En la mayoría de las sociedades, si no todas, los ciudadanos están acostumbrados a contemplar la lucha política por el poder entre dos o más partidos o ideologías.

En esa lucha por el poder se utilizan las más de las veces argumentos de protección al ciudadano, concretamente a los desvalidos y desamparados. Cada facción usa esa excusa, querer proteger a los ciudadanos.

La visión de Szasz nos da otra explicación. Quizá esa lucha por el poder no sea más que una lucha por el poder que considera al resto de los hombres y mujeres como incapaces de valerse por sí mismos, seres irresponsables que necesitan la protección del poder político.

Es decir, los gobernantes ven a los ciudadanos como niños tontos que requieren ser conducidos por ellos. Como chiquitines que no pueden valerse por sí mismos y necesitan ser guiados por seres superiores. Es el asunto de lo que opina el gobernante acerca de los ciudadanos.


La idea de esta carta fue encontrada en el escrito de Thomas S. Szazs, «The Control of Conduct: authority versus autonomy», Friedman, Milton, Szasz, Thomas Stephen, Friedman & Szasz on liberty and drugs: essays on the free market and prohibition, (Arnold S. Trebach and Kevin B. Zeese). Washington, D. C. Drug Policy Foundation Press, pp 83-88.


La autonomía como pecado político

Comienza el autor con una afirmación. Dice que solo hay un pecado y una virtud en la política. El pecado político es la autonomía y la virtud política es la obediencia.

La independencia personal es un desafío para la autoridad.

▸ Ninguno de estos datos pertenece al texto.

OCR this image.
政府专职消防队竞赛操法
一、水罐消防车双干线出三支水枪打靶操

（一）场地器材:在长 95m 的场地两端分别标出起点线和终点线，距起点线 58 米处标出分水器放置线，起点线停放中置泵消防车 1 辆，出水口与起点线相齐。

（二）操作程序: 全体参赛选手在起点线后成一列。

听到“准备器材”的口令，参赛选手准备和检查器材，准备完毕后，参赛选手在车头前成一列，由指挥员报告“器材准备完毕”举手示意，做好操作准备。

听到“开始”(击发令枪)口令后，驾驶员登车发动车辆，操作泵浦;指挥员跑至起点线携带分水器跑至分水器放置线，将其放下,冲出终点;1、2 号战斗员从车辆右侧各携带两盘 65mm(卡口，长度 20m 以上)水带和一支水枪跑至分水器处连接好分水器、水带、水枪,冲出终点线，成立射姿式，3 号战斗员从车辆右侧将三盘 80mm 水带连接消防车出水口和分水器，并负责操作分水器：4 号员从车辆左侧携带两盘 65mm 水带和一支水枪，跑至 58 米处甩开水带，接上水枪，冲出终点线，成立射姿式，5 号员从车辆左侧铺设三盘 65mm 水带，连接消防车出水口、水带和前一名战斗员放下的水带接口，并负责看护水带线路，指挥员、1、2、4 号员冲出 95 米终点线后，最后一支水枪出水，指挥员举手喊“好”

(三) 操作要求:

La autonomía hace de la persona su propio dueño, lo que significa que no hay necesidad de la autoridad.

Por definición, la autoridad requiere súbditos, sujetos que no estén al mando de sus propias vidas, no diferentes a los hijos que necesitan de sus padres. Sin súbditos, la autoridad fallece y ella sabe de su destino fatal cuando no los tiene sujetos.

Es por esto que la autoridad lucha en contra de la autonomía personal y sus manifestaciones, reales o simbólicas. Por ejemplo, combatiendo la auto-medicación de las personas.

Esta idea sirve de base a Szasz para entrar en el tema de la drogadicción. Y se pregunta sobre la manera en la que pueden verse a los drogadictos.

¿Quiénes son los drogadictos?

Una forma de contemplar a esas personas es colocándolas en un plano de seres indefensos, pequeños infantes tontos, que son tentados por quienes les rodean.

Por amigos, conocidos y vendedores de drogas prohibidas. Menores que sucumben y ceden sin remedio ante esa tentación. No tienen control sobre ellos mismos.

Pero hay otra manera de ver a los drogadictos, la contraria, como personas que tienen control sobre ellas mismas y que de manera deliberada deciden probar esa «fruta prohibida».

Lo que opine el gobernante de los ciudadanos en general puede proyectarse desde allí. Los ve más como menores de edad que como seres maduros.

Dos perspectivas de solución

Dice el autor que no hay solución correcta a cuál de esas dos formas de ver al drogadicto es la correcta.

Ellas son en la realidad dos formas diferentes de enfrentar el problema, dos perspectivas distintas de ver la realidad. Desde luego, dependiendo de cuál de esas perspectivas se tenga, las estrategias de acción serán diferentes.

Son unos infantes frágiles

Si nos unimos a la autoridad gubernamental desearemos reprimir a las personas, las vamos a tratar como infantes.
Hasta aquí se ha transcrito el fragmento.